Step 4: Confirm estimated total cost including fees
Suppose commission is $0.65 per contract and regulatory/clearing fees total $0.10 (example numbers; vary by broker). Your estimated cost:
- Premium: $2.50 × 100 = $250.00
- Commission/fees: $0.75
- Total debit (cost basis): $250.75
Step 5: Track cost basis and break-even for your trade management
For tracking, record:
- Fill price: $2.50
- Contracts: 1
- Total cost basis: $250.75
When you later sell to close, your net profit/loss will be based on the exit credit minus this total debit (including fees on both sides).
Step-by-Step Example: Closing the Long Option and Seeing Spread Impact
Assume later the option quote is Bid $3.10 / Ask $3.30 (mid $3.20). You want to sell.
Step 1: Place a Sell to Close limit order
You place: Sell to Close 1 @ $3.20 Limit. If not filled, you may adjust down slightly (e.g., $3.18, $3.15) depending on urgency.
Step 2: Compute net proceeds and P&L including fees
Assume you get filled at $3.18. Exit proceeds before fees: $3.18 × 100 = $318.00. Subtract exit commission/fees (say $0.75 again): net credit $317.25.
| Item | Amount |
|---|---|
| Entry total debit (premium + fees) | $250.75 |
| Exit total credit (premium - fees) | $317.25 |
| Net P&L | $66.50 |
Notice how execution and fees matter:
- If you had used a market sell and got filled near the bid ($3.10), your proceeds would be ~$310.00 before fees, reducing P&L by roughly $8 per contract versus a $3.18 fill.
- On wider spreads, the difference can be much larger.
Step-by-Step Example: Short Option Order Mechanics (Credit, Buying Power, and Closing)
This example focuses on mechanics and accounting, not on strategy selection.
Opening: Sell to Open a put (credit)
Assume you sell 1 put and the quote is Bid $1.45 / Ask $1.60 (mid $1.525). You place: Sell to Open 1 @ $1.53 Limit and fill at $1.52.
- Premium received: $1.52 × 100 = $152.00
- Minus commissions/fees (example $0.75): net credit $151.25
Your platform will also show a buying power reduction or margin requirement. If the put is cash-secured, you may need enough cash to buy 100 shares at the strike price (minus the credit received, depending on broker treatment).
Closing: Buy to Close (debit) and spread awareness
Later, the quote is Bid $0.70 / Ask $0.85 (mid $0.775). You place: Buy to Close 1 @ $0.78 Limit and fill at $0.80.

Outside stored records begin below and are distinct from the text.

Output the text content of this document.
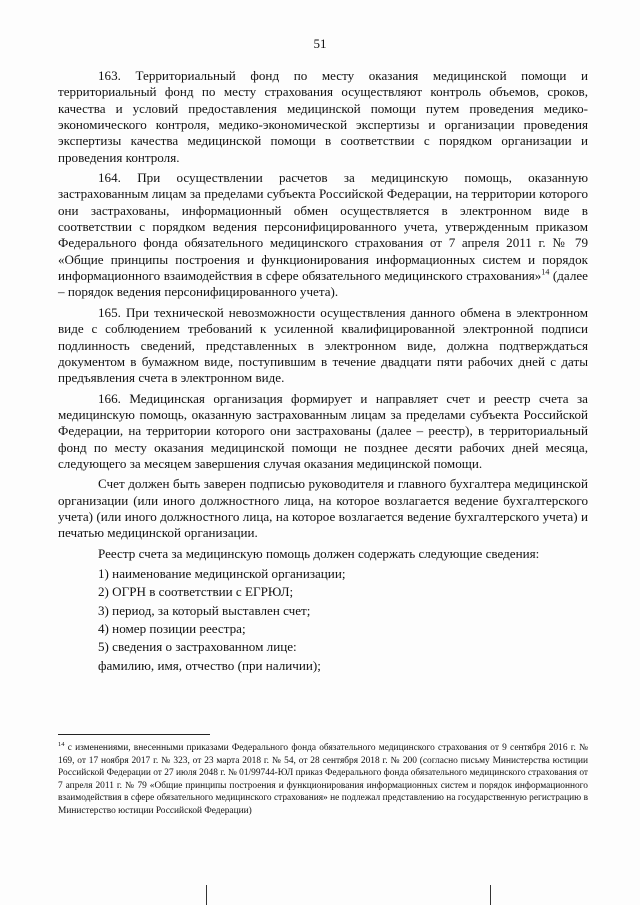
51

163. Территориальный фонд по месту оказания медицинской помощи и территориальный фонд по месту страхования осуществляют контроль объемов, сроков, качества и условий предоставления медицинской помощи путем проведения медико-экономического контроля, медико-экономической экспертизы и организации проведения экспертизы качества медицинской помощи в соответствии с порядком организации и проведения контроля.

164. При осуществлении расчетов за медицинскую помощь, оказанную застрахованным лицам за пределами субъекта Российской Федерации, на территории которого они застрахованы, информационный обмен осуществляется в электронном виде в соответствии с порядком ведения персонифицированного учета, утвержденным приказом Федерального фонда обязательного медицинского страхования от 7 апреля 2011 г. № 79 «Общие принципы построения и функционирования информационных систем и порядок информационного взаимодействия в сфере обязательного медицинского страхования»$^{14}$ (далее – порядок ведения персонифицированного учета).

165. При технической невозможности осуществления данного обмена в электронном виде с соблюдением требований к усиленной квалифицированной электронной подписи подлинность сведений, представленных в электронном виде, должна подтверждаться документом в бумажном виде, поступившим в течение двадцати пяти рабочих дней с даты предъявления счета в электронном виде.

166. Медицинская организация формирует и направляет счет и реестр счета за медицинскую помощь, оказанную застрахованным лицам за пределами субъекта Российской Федерации, на территории которого они застрахованы (далее – реестр), в территориальный фонд по месту оказания медицинской помощи не позднее десяти рабочих дней месяца, следующего за месяцем завершения случая оказания медицинской помощи.

Счет должен быть заверен подписью руководителя и главного бухгалтера медицинской организации (или иного должностного лица, на которое возлагается ведение бухгалтерского учета) (или иного должностного лица, на которое возлагается ведение бухгалтерского учета) и печатью медицинской организации.

Реестр счета за медицинскую помощь должен содержать следующие сведения:

1) наименование медицинской организации;
2) ОГРН в соответствии с ЕГРЮЛ;
3) период, за который выставлен счет;
4) номер позиции реестра;
5) сведения о застрахованном лице:
фамилию, имя, отчество (при наличии);
$^{14}$ с изменениями, внесенными приказами Федерального фонда обязательного медицинского страхования от 9 сентября 2016 г. № 169, от 17 ноября 2017 г. № 323, от 23 марта 2018 г. № 54, от 28 сентября 2018 г. № 200 (согласно письму Министерства юстиции Российской Федерации от 27 июля 2048 г. № 01/99744-ЮЛ приказ Федерального фонда обязательного медицинского страхования от 7 апреля 2011 г. № 79 «Общие принципы построения и функционирования информационных систем и порядок информационного взаимодействия в сфере обязательного медицинского страхования» не подлежал представлению на государственную регистрацию в Министерство юстиции Российской Федерации)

- Cost to close: $0.80 × 100 = $80.00
- Plus commissions/fees (example $0.75): total debit $80.75
| Item | Amount |
|---|---|
| Opening net credit | $151.25 |
| Closing total debit | $80.75 |
| Net P&L | $70.50 |
Key mechanics:
- For short options, you profit when you can buy back cheaper than you sold (after fees).
- Wide spreads can make closing more expensive than expected; plan exits with limit orders.

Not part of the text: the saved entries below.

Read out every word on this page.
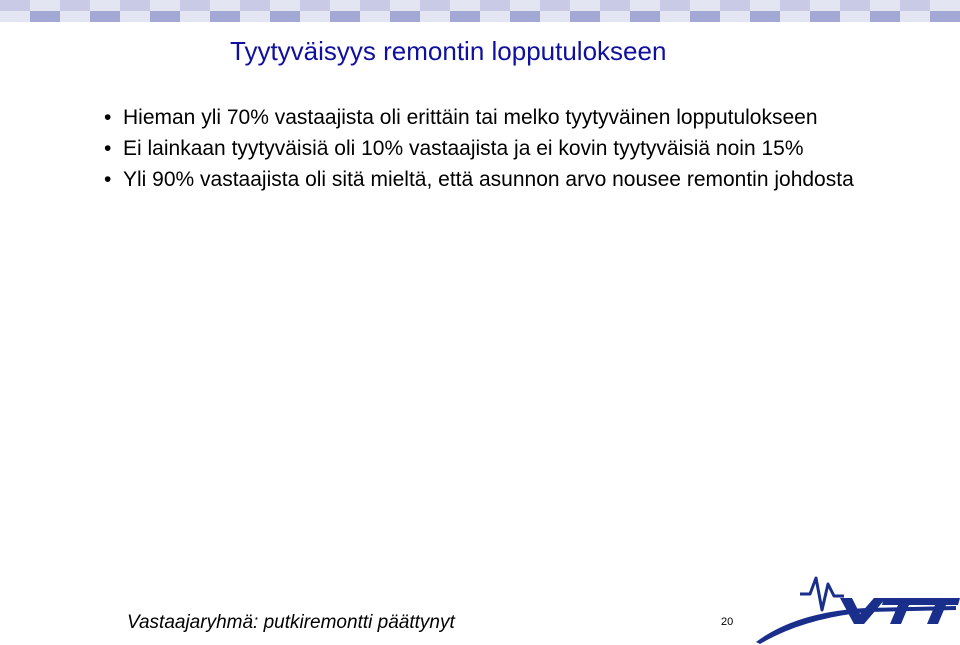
Tyytyväisyys remontin lopputulokseen
• Hieman yli 70% vastaajista oli erittäin tai melko tyytyväinen lopputulokseen
• Ei lainkaan tyytyväisiä oli 10% vastaajista ja ei kovin tyytyväisiä noin 15%
• Yli 90% vastaajista oli sitä mieltä, että asunnon arvo nousee remontin johdosta
Vastaajaryhmä: putkiremontti päättynyt	20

- Assignment can occur, so position sizing must consider the obligation (100 shares per contract) and available buying power.

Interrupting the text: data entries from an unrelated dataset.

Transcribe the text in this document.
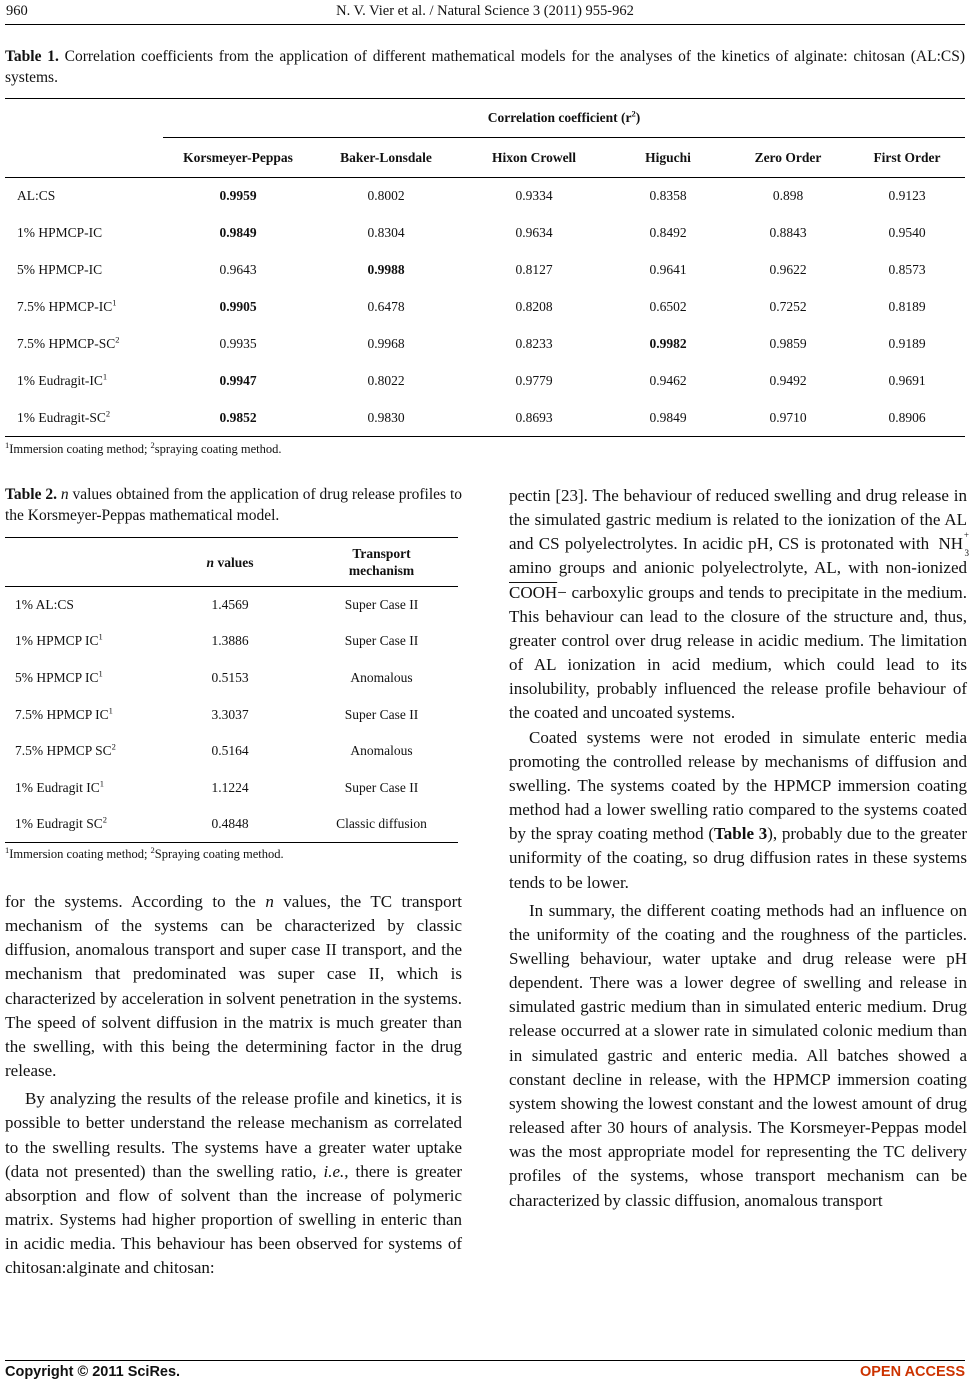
960	N. V. Vier et al. / Natural Science 3 (2011) 955-962
Table 1. Correlation coefficients from the application of different mathematical models for the analyses of the kinetics of alginate: chitosan (AL:CS) systems.
	Correlation coefficient $(r^2)$					
	Korsmeyer-Peppas	Baker-Lonsdale	Hixon Crowell	Higuchi	Zero Order	First Order
AL:CS	0.9959	0.8002	0.9334	0.8358	0.898	0.9123
1% HPMCP-IC	0.9849	0.8304	0.9634	0.8492	0.8843	0.9540
5% HPMCP-IC	0.9643	0.9988	0.8127	0.9641	0.9622	0.8573
7.5% HPMCP-$IC^1$	0.9905	0.6478	0.8208	0.6502	0.7252	0.8189
7.5% HPMCP-$SC^2$	0.9935	0.9968	0.8233	0.9982	0.9859	0.9189
1% Eudragit-$IC^1$	0.9947	0.8022	0.9779	0.9462	0.9492	0.9691
1% Eudragit-$SC^2$	0.9852	0.9830	0.8693	0.9849	0.9710	0.8906
$^1$Immersion coating method; $^2$spraying coating method.
Table 2. n values obtained from the application of drug release profiles to the Korsmeyer-Peppas mathematical model.
	n values	Transport
mechanism
1% AL:CS	1.4569	Super Case II
1% HPMCP $IC^1$	1.3886	Super Case II
5% HPMCP $IC^1$	0.5153	Anomalous
7.5% HPMCP $IC^1$	3.3037	Super Case II
7.5% HPMCP $SC^2$	0.5164	Anomalous
1% Eudragit $IC^1$	1.1224	Super Case II
1% Eudragit $SC^2$	0.4848	Classic diffusion
$^1$Immersion coating method; $^2$Spraying coating method.

for the systems. According to the n values, the TC transport mechanism of the systems can be characterized by classic diffusion, anomalous transport and super case II transport, and the mechanism that predominated was super case II, which is characterized by acceleration in solvent penetration in the systems. The speed of solvent diffusion in the matrix is much greater than the swelling, with this being the determining factor in the drug release.

By analyzing the results of the release profile and kinetics, it is possible to better understand the release mechanism as correlated to the swelling results. The systems have a greater water uptake (data not presented) than the swelling ratio, i.e., there is greater absorption and flow of solvent than the increase of polymeric matrix. Systems had higher proportion of swelling in enteric than in acidic media. This behaviour has been observed for systems of chitosan:alginate and chitosan:

pectin [23]. The behaviour of reduced swelling and drug release in the simulated gastric medium is related to the ionization of the AL and CS polyelectrolytes. In acidic pH, CS is protonated with NH +
3
amino groups and anionic polyelectrolyte, AL, with non-ionized COOH− carboxylic groups and tends to precipitate in the medium. This behaviour can lead to the closure of the structure and, thus, greater control over drug release in acidic medium. The limitation of AL ionization in acid medium, which could lead to its insolubility, probably influenced the release profile behaviour of the coated and uncoated systems.

Coated systems were not eroded in simulate enteric media promoting the controlled release by mechanisms of diffusion and swelling. The systems coated by the HPMCP immersion coating method had a lower swelling ratio compared to the systems coated by the spray coating method (Table 3), probably due to the greater uniformity of the coating, so drug diffusion rates in these systems tends to be lower.

In summary, the different coating methods had an influence on the uniformity of the coating and the roughness of the particles. Swelling behaviour, water uptake and drug release were pH dependent. There was a lower degree of swelling and release in simulated gastric medium than in simulated enteric medium. Drug release occurred at a slower rate in simulated colonic medium than in simulated gastric and enteric media. All batches showed a constant decline in release, with the HPMCP immersion coating system showing the lowest constant and the lowest amount of drug released after 30 hours of analysis. The Korsmeyer-Peppas model was the most appropriate model for representing the TC delivery profiles of the systems, whose transport mechanism can be characterized by classic diffusion, anomalous transport

Copyright © 2011 SciRes.	OPEN ACCESS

Practical Checklist Before Submitting an Options Order
- Multiplier check: price × 100 × contracts = true dollars at risk/received.
- Spread check: if spread is large relative to premium, consider skipping or reducing urgency.
- Order type: default to limit; avoid market orders unless the option is very liquid and the spread is tight.
- Size check: confirm max acceptable loss and ensure the position fits it.
- Concentration check: avoid stacking multiple trades on the same underlying/sector.
- Assignment/buying power check: especially for short options, confirm you can handle assignment and still manage the account.
- Cost basis tracking: record entry/exit fills and include commissions/fees to understand true results.